After 25 years of playing, 13 years of coaching and a heart-wrenching 1995-96 season like no other, she had to wait one more week for today, when her Gaither High School softball team plays in the Class 6A state championships.

"I've never made it this far _ not as a player in Little League or high school, or as an assistant or head coach," said Skora, who at 32 belies the stereotypical moniker of veteran. "But I've played and coached in many, many big games and I'm not nervous, I'm just very excited."

And prepared.

Her players talk about "taking a million hours of batting practice," and fielding for "hours and hours, over and over again."

Her assistant coach, Jessica Perez, said Skora is "unbelievably meticulous," down to her players' tucked-in shirts, the computer-printed statistics, and her lengthy list of superstitions.

"She has to get the game balls at the same time before every game, and I have to stand in the same place while she gets them," Perez said. "One of the girls also has a lucky purse she hangs in the same place in the dugout. And, if you can believe it, Jerlyn and the parents park in the same spaces every game.

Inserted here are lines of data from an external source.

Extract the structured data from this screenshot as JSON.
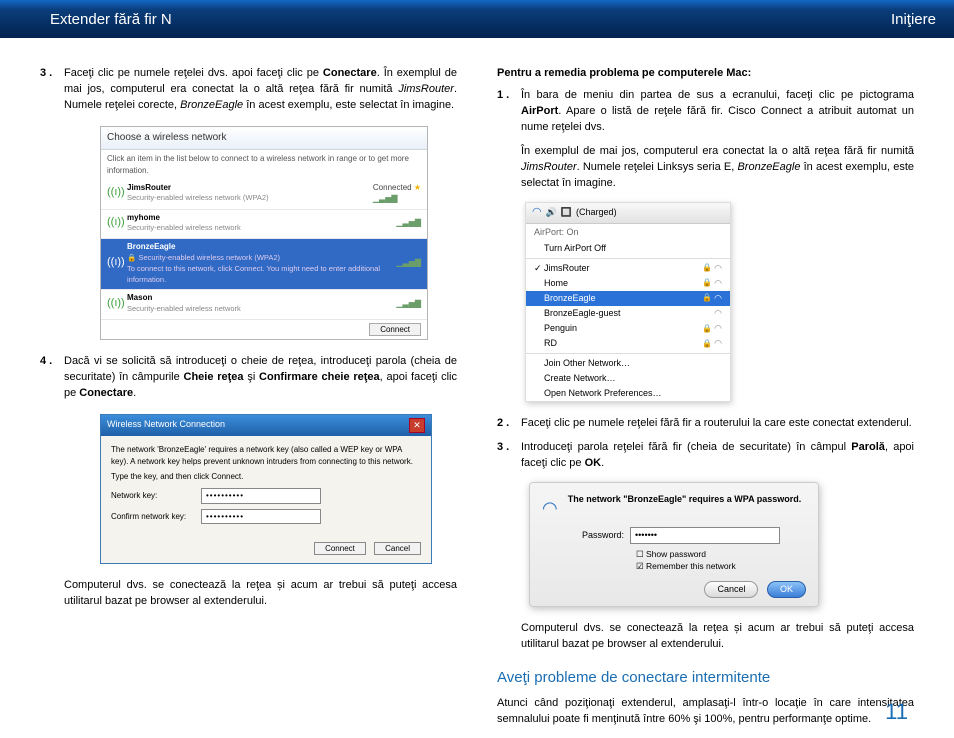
{
  "header": {
    "left": "Extender fără fir N",
    "right": "Iniţiere"
  },
  "left": {
    "step3": {
      "num": "3 .",
      "t1": "Faceţi clic pe numele reţelei dvs. apoi faceţi clic pe ",
      "b1": "Conectare",
      "t2": ". În exemplul de mai jos, computerul era conectat la o altă reţea fără fir numită ",
      "i1": "JimsRouter",
      "t3": ". Numele reţelei corecte, ",
      "i2": "BronzeEagle",
      "t4": " în acest exemplu, este selectat în imagine."
    },
    "step4": {
      "num": "4 .",
      "t1": "Dacă vi se solicită să introduceţi o cheie de reţea, introduceţi parola (cheia de securitate) în câmpurile ",
      "b1": "Cheie reţea",
      "t2": " şi ",
      "b2": "Confirmare cheie reţea",
      "t3": ", apoi faceţi clic pe ",
      "b3": "Conectare",
      "t4": "."
    },
    "closing": "Computerul dvs. se conectează la reţea și acum ar trebui să puteţi accesa utilitarul bazat pe browser al extenderului."
  },
  "fig1": {
    "title": "Choose a wireless network",
    "sub": "Click an item in the list below to connect to a wireless network in range or to get more information.",
    "r1n": "JimsRouter",
    "r1c": "Connected",
    "r1s": "Security-enabled wireless network (WPA2)",
    "r2n": "myhome",
    "r2s": "Security-enabled wireless network",
    "r3n": "BronzeEagle",
    "r3s": "Security-enabled wireless network (WPA2)",
    "r3t": "To connect to this network, click Connect. You might need to enter additional information.",
    "r4n": "Mason",
    "r4s": "Security-enabled wireless network",
    "btn": "Connect"
  },
  "fig2": {
    "title": "Wireless Network Connection",
    "msg": "The network 'BronzeEagle' requires a network key (also called a WEP key or WPA key). A network key helps prevent unknown intruders from connecting to this network.",
    "hint": "Type the key, and then click Connect.",
    "l1": "Network key:",
    "l2": "Confirm network key:",
    "dots": "••••••••••",
    "connect": "Connect",
    "cancel": "Cancel"
  },
  "right": {
    "subhead": "Pentru a remedia problema pe computerele Mac:",
    "step1": {
      "num": "1 .",
      "t1": "În bara de meniu din partea de sus a ecranului, faceţi clic pe pictograma ",
      "b1": "AirPort",
      "t2": ". Apare o listă de reţele fără fir. Cisco Connect a atribuit automat un nume reţelei dvs."
    },
    "ex": {
      "t1": "În exemplul de mai jos, computerul era conectat la o altă reţea fără fir numită ",
      "i1": "JimsRouter",
      "t2": ". Numele reţelei Linksys seria E, ",
      "i2": "BronzeEagle",
      "t3": " în acest exemplu, este selectat în imagine."
    },
    "step2": {
      "num": "2 .",
      "t": "Faceţi clic pe numele reţelei fără fir a routerului la care este conectat extenderul."
    },
    "step3": {
      "num": "3 .",
      "t1": "Introduceţi parola reţelei fără fir (cheia de securitate) în câmpul ",
      "b1": "Parolă",
      "t2": ", apoi faceţi clic pe ",
      "b2": "OK",
      "t3": "."
    },
    "closing": "Computerul dvs. se conectează la reţea și acum ar trebui să puteţi accesa utilitarul bazat pe browser al extenderului.",
    "h2": "Aveţi probleme de conectare intermitente",
    "intermit": "Atunci când poziţionaţi extenderul, amplasaţi-l într-o locaţie în care intensitatea semnalului poate fi menţinută între 60% şi 100%, pentru performanţe optime."
  },
  "fig3": {
    "menubar": "(Charged)",
    "on": "AirPort: On",
    "off": "Turn AirPort Off",
    "n1": "JimsRouter",
    "n2": "Home",
    "n3": "BronzeEagle",
    "n4": "BronzeEagle-guest",
    "n5": "Penguin",
    "n6": "RD",
    "j1": "Join Other Network…",
    "j2": "Create Network…",
    "j3": "Open Network Preferences…"
  },
  "fig4": {
    "msg": "The network \"BronzeEagle\" requires a WPA password.",
    "lbl": "Password:",
    "dots": "•••••••",
    "cb1": "Show password",
    "cb2": "Remember this network",
    "cancel": "Cancel",
    "ok": "OK"
  },
  "pagenum": "11"
}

"There are a bunch of other little details, and Jerlyn takes note of all of them."

This is not to say Skora is quirky. In fact, she initially strikes a person as anything of the sort.

"I thought she was mean when I first met her," said shortstop Suzanne Flege, who leads the team with a .403 average. "I think she was just trying to scare everybody _ to see who was tough. But it didn't take long for us to get past that and enjoy everything."

Skora took over Gaither's softball team one week before the 1994 season when the previous coach suddenly stepped down. It was a lot to take on, considering she taught math and already coached basketball.

And with a few players, she wasn't a popular choice.

"I was totally bummed out when I heard she was taking over," pitcher Gina Krueger said. "I knew she was a basketball coach and she had played slow-pitch softball, but no fast-pitch. I guess I had a bad attitude about it, and I let it be known.

"But now, three years later, she's my most favorite coach that I've ever had. She is upbeat and gets just as excited as the players, and she is always there for us."

This year, Skora had to be there more than ever.

On Nov. 11, one of her star pitchers, Janna Snyder, died in a car accident after she left a party where she and other Gaither students had been drinking.

A day later, Skora gathered her team to talk about "anything and everything," and at that moment, everyone decided to dedicate the season to Snyder.

"This team has been on a mission ever since," Skora said. "The kids and parents have been absolutely fantastic, and it's turned out to be a special year.

"The memory of Janna is still very much there, but in a special way."

Indeed, when Gaither won the regional final 8-1 on May 7 against Gonzalez Tate in the Panhandle, the team looked up and was shocked to see Janna's father, Dana. He had flown up after work to watch the game.

Tears flowed as Skora handed Dana the game ball.

Gaither has been ranked No. 1 most of the season, and has a record of 28-1.

The Cowboys will play today's semifinal game at 5 p.m. against Lantana Santaluces at Bermuda Avenue Complex in Kissimmee. With a victory, Gaither goes for the championship at 8 p.m. on Saturday.